Its an easy 8 kilometre road winding its way around huge granite boulders and through the cold climate forest towards the camping areas. Barokee Campground caters for both day trippers and campers, with a pit toot, fire places and NP’s supply wood. The main focus of the park is the 3hour return walk to the top of Cathedral Rock. Getting to the base of the rock climb is pretty easy but its the last gut busting 500 metres that will have you questioning your decision.
The track follows the rock formations, you’ll be ducking under overhangs and then the last challenge is over boulders grabbing a chain to help you pull your self up the last rock. But when you reach the summit the views are stunning, 360 degree views across valleys and across to other granite Tors ( free standing rock formations ) way in the distance. It was interesting to note that these granite formations are located only within Cathedral Rock National Park and no where else in the region.
Sitting here for an hour or so trying to comprehend the area with its breathtaking views at every direction and just how peaceful it was at 1550 metres above sea level. Soaring raptors were at eye level, as they were looking down for prey and we saw some of the biggest rock skinks we have ever seen that were scrambling around on the rocks watching our every move. After the scramble back down, the loop track heads around the base of these giant granite boulders and back to the camp. You will pass the walking track to Native Dog camping area, on the outskirts of the park.
Yooroonah Tank Trap Barrier
Located in the New England Tablelands 12km southwest of Ebor, the Yooroonah Tank Trap Barrier is well hidden from modern day traffic. It’s of significant importance due to its location being away from the mainstream road and being connected to WW11.
Strategically placed here back in 1942 in case the Japanese were to invade Australia, the barrier would of slowed progress to the tablelands. There was a reported 75 posts barrier ( we saw about 50 odd - others had been burnt, attacked by white ants or been knocked over. There are 8 triangle tetrahedra ( triangle blocks ) placed on the higher ground down near the swamp area and were to force the tanks into the marsh areas ), we found several rock lookout platforms, funk holes ( where the troops would of laid if there was an attack ), unfortunately we couldn’t find the foundations of several buildings or the stone chimney.

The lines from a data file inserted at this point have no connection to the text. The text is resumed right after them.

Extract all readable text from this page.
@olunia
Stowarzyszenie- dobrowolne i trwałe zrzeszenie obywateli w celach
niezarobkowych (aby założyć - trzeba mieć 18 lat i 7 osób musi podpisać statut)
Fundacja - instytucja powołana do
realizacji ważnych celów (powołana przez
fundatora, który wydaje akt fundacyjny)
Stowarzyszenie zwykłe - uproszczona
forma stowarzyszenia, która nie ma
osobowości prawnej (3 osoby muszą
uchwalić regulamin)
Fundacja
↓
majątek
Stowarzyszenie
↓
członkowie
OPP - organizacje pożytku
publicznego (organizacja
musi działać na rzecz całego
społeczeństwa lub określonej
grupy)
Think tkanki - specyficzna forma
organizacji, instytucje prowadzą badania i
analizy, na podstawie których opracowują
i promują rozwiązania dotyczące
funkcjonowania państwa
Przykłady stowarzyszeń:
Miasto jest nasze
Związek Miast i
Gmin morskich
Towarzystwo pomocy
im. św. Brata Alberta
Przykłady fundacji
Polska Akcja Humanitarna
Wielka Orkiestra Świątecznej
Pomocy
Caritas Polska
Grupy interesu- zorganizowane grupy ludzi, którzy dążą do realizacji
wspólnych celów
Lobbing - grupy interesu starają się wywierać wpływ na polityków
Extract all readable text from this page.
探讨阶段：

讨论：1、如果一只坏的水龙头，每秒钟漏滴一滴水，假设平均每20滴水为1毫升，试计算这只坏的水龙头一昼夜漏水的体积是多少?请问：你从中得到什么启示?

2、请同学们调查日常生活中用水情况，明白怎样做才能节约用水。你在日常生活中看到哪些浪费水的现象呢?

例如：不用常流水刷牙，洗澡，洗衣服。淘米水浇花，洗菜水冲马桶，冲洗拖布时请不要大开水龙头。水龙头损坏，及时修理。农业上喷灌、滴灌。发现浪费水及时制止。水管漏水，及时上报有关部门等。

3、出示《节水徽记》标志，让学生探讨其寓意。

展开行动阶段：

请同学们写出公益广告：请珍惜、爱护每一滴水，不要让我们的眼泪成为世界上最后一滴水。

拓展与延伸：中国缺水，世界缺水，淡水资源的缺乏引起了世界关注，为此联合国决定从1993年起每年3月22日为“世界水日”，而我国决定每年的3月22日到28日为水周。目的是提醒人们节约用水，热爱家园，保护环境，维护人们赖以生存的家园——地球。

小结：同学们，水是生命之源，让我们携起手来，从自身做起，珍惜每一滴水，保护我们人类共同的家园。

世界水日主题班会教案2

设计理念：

But an amazing find was the tunnel under the old road that would of been loaded up with explosives and ignited if the enemy was on the road. An interesting fact is that there would of been 1.5 ton of explosive set into the tunnel for charge in the steel boxes ( that are still inside the tunnel. ) The digging of the tunnel initially involved two shifts of two men each (working 15 hours work per day, 6 days per week).
It’s about 60 feet long with two arms branching off the end, reports say it was 10 feet high ( now about 5 ) and it seems to be about 4 feet wide. Historical records say that in nearby Armidale, there was a system in place to race the explosives out here to the tunnel for when the enemy was approaching. It's hard to believe walking around here that this might of actually happened so far down the coast. Not sure why the enemy wanted to target the cold New England area instead of staying down the coast line, but it was certainly real.
Why here ?
This enemy deterrent was one of many along the east coast and in fact the steepness of terrain from tableland to coast, combined with the prevalence of deep gorges, the absence of navigable rivers and the heavily-forested nature of the surrounding countryside, meant that the few easterly roads extant in 1942 were of critical strategic importance. Now it's listed by the National Trust. Lots of history and very cool. There are several walking tracks around these points of interest - easy for the kids to walk too.
These are just a few ideas that might whet your appetite, there's just so much to see and do within the New England region. Best bet is to grab a map and create your own adventure.